Tendría unos
seis años, eran tiempos de rosario diario y obligatorio para los críos de
Pinarejo, arrodillarnos ante el cura y besarle la mano y también, ¿cómo no? de
recibir capones de aquel cura corpulento, de nombre don Gregorio. Al desdichado
crío que pillaba por medio no le hacía ver al Señor ni a la Virgen María, pero
sí todas las estrellas del firmamento...
Al repique de las campanas de la iglesia, sin
perder un instante corríamos todos calles arriba, sin esperar la
segunda señal, no era por devoción cristina, al menos en mi caso. La razón de
tanta prisa por llegar era porque si llegábamos tarde al rosario no nos libraba
del capón con los nudillos y repique de sardineta ni la Virgen María, ni la
Santísima Trinidad.
En ocasiones
el repique de campanas nos pillaba más alejados de la cuenta, y llegábamos con
el tiempo más que justo. Así aconteció aquella tarde en la tuvimos
la ocurrencia de ir a comer moras cerca de la poza Diana, un maravilloso lugar
de gratos recuerdos de juventud. Nos entretuvimos más de la cuenta, era todavía
verano, y cuando escuchamos la primera señal estábamos en plena degustación de
moras, cuando sonó la segunda íbamos a la carrera en dirección a Pinarejo,
seguros de que llegábamos tarde.
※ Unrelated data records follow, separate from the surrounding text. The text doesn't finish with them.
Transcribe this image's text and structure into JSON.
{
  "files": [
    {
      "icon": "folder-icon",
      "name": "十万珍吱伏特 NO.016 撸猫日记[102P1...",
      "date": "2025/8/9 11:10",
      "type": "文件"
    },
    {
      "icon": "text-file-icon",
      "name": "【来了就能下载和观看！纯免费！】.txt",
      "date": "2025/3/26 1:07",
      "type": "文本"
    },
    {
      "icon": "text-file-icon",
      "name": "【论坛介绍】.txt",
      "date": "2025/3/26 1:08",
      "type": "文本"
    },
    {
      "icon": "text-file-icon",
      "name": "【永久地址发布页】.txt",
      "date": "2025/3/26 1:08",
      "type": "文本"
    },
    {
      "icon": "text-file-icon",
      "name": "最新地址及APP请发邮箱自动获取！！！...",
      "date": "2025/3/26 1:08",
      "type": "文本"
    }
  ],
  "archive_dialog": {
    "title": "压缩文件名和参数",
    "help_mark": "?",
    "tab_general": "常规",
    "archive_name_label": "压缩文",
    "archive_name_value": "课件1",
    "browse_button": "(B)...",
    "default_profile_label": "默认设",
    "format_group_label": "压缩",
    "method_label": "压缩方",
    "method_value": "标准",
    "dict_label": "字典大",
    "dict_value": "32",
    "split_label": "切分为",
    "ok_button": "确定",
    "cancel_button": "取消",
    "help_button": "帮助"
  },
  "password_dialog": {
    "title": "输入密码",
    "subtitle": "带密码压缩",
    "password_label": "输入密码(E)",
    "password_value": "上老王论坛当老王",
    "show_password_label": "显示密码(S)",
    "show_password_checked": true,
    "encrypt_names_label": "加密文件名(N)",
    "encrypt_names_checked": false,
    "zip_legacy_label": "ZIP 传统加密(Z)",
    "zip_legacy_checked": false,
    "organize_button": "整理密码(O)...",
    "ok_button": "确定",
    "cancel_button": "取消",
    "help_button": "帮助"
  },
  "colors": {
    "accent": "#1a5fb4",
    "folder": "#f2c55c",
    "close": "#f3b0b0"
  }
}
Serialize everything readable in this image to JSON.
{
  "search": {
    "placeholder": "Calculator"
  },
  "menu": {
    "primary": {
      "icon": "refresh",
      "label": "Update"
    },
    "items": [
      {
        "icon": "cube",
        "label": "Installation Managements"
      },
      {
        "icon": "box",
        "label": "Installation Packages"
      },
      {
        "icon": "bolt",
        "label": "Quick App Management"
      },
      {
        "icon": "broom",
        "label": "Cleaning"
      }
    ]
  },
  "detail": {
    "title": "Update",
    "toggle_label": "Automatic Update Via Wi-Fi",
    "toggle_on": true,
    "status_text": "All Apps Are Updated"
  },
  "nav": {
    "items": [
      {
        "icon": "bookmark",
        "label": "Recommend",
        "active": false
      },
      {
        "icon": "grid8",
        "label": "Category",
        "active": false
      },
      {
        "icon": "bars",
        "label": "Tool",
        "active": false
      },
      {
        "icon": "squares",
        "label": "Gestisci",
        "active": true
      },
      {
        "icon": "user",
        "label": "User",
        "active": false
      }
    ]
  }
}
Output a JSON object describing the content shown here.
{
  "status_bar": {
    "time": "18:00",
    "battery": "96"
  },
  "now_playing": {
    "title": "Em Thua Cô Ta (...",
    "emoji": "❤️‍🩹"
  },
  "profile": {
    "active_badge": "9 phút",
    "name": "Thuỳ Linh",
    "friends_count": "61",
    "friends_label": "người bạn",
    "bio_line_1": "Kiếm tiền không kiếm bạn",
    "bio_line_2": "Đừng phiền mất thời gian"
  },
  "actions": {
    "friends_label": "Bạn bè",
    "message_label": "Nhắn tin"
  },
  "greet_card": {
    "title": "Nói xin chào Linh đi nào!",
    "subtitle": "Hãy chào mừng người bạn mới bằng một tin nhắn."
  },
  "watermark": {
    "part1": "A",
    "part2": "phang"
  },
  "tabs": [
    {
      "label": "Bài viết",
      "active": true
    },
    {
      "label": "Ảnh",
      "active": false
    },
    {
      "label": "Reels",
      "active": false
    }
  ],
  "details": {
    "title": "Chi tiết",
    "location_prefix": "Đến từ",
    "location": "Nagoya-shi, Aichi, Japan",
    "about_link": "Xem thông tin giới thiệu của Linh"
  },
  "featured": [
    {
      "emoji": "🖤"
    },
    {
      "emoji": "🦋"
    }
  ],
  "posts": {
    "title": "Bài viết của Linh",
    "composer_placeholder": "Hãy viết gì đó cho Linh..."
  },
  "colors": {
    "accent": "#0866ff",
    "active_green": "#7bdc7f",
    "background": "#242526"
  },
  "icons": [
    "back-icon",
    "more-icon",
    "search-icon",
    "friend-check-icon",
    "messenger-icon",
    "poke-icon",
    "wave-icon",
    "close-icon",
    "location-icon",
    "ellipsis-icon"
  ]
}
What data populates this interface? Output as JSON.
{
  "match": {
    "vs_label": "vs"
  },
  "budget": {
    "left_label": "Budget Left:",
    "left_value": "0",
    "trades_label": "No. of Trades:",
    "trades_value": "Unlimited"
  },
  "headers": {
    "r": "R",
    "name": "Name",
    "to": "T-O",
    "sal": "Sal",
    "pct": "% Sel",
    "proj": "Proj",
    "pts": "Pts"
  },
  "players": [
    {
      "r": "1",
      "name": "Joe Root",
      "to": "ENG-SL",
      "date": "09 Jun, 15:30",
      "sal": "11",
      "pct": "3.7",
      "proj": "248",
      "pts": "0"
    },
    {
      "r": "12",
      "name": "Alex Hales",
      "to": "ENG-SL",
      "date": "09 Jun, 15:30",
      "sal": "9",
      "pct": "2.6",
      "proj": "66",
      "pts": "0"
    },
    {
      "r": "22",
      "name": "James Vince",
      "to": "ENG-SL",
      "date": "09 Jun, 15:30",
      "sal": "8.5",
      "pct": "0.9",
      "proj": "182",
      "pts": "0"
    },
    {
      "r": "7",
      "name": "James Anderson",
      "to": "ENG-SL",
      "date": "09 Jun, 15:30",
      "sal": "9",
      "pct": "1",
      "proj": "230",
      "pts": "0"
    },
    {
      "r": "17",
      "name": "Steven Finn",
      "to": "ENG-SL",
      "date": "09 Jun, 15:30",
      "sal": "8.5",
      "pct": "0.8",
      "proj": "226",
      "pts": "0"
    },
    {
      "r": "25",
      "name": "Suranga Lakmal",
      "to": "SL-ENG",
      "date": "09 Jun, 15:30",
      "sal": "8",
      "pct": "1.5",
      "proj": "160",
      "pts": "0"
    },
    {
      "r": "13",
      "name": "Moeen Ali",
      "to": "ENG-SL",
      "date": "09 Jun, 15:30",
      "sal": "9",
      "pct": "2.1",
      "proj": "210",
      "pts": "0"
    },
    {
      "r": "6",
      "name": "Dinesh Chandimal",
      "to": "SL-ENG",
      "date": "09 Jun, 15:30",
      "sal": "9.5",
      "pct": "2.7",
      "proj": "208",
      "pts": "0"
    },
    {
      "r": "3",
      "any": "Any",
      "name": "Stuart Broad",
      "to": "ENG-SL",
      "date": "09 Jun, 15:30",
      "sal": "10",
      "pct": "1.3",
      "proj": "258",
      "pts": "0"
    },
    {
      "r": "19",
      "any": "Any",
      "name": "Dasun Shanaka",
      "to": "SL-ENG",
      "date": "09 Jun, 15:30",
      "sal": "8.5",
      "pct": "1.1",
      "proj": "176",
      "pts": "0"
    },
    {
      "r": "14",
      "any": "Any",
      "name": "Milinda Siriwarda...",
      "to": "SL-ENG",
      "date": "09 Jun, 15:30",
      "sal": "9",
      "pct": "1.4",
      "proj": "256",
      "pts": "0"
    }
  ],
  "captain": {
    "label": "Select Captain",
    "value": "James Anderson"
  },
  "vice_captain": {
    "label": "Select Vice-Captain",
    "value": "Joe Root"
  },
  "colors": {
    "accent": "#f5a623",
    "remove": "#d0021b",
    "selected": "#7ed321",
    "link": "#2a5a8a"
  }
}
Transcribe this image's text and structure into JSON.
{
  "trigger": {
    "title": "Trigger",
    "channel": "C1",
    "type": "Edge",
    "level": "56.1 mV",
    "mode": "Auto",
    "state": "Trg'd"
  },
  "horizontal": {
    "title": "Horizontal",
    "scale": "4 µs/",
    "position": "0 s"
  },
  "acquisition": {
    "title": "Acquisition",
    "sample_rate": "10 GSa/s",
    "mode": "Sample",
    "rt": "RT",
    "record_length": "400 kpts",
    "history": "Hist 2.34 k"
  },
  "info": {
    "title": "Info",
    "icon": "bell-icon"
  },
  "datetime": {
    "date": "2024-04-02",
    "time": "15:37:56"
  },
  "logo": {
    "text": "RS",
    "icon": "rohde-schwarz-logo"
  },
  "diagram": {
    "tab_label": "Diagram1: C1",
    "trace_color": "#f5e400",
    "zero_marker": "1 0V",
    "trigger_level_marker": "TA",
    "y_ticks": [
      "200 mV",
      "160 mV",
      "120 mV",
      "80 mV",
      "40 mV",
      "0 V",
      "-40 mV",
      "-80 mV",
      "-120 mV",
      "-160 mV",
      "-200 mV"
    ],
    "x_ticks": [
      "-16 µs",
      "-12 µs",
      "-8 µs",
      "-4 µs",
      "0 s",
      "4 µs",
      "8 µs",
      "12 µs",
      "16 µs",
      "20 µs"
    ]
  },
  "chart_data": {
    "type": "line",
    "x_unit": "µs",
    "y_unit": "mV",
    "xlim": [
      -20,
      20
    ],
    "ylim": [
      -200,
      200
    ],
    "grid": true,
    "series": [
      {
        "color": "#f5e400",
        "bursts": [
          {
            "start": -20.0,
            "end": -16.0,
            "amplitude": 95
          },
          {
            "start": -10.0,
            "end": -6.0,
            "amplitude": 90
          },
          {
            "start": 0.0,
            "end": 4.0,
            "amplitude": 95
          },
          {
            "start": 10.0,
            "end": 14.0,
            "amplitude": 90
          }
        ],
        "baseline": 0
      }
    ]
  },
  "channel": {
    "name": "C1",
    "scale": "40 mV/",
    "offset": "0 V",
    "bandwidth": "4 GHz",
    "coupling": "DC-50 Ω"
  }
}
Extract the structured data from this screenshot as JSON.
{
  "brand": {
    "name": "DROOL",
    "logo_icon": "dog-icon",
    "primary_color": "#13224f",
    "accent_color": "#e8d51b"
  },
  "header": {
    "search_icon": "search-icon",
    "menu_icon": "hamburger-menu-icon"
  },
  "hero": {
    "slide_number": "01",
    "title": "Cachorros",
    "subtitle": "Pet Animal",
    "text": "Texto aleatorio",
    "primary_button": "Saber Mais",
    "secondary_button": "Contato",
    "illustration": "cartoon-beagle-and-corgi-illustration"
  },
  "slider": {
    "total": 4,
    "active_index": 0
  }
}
Llegando
a la entrada del pueblo me entro unas apremiantes ganas de orinar, sin tiempo
que perder, corrí junto a mis compañeros pues de sobra sabía que si llegaba más
tarde del capón no me libraba ni Dios.
Aun así,
llegamos antes de que tocase la tercera señal, sentándonos conforme llegábamos
presurosos y en silencio; por supuesto, pasando antes por la pila bautismal y
mojándonos los dedos persignándonos sobre la marcha, más atentos al cura de los
capones que a la acción en sí misma. Esa
fue mi salvación, no recuerdo el nombre, lo cierto es que uno de mis compañeros
que entraban, en lugar de santiguarse con todos los pasos preceptivos omitió
alguno con las prisas, percatándose de ello el cura.
—Tú, ven
aquí ahora mismo. ¿Nadie te ha enseñado a persignarte como Dios manda?
Mi amigo,
arrodillándose ante el sacerdote, le beso la mano y en recompensa recibió un
contundente capón en toda la coronilla, con efecto sardineta.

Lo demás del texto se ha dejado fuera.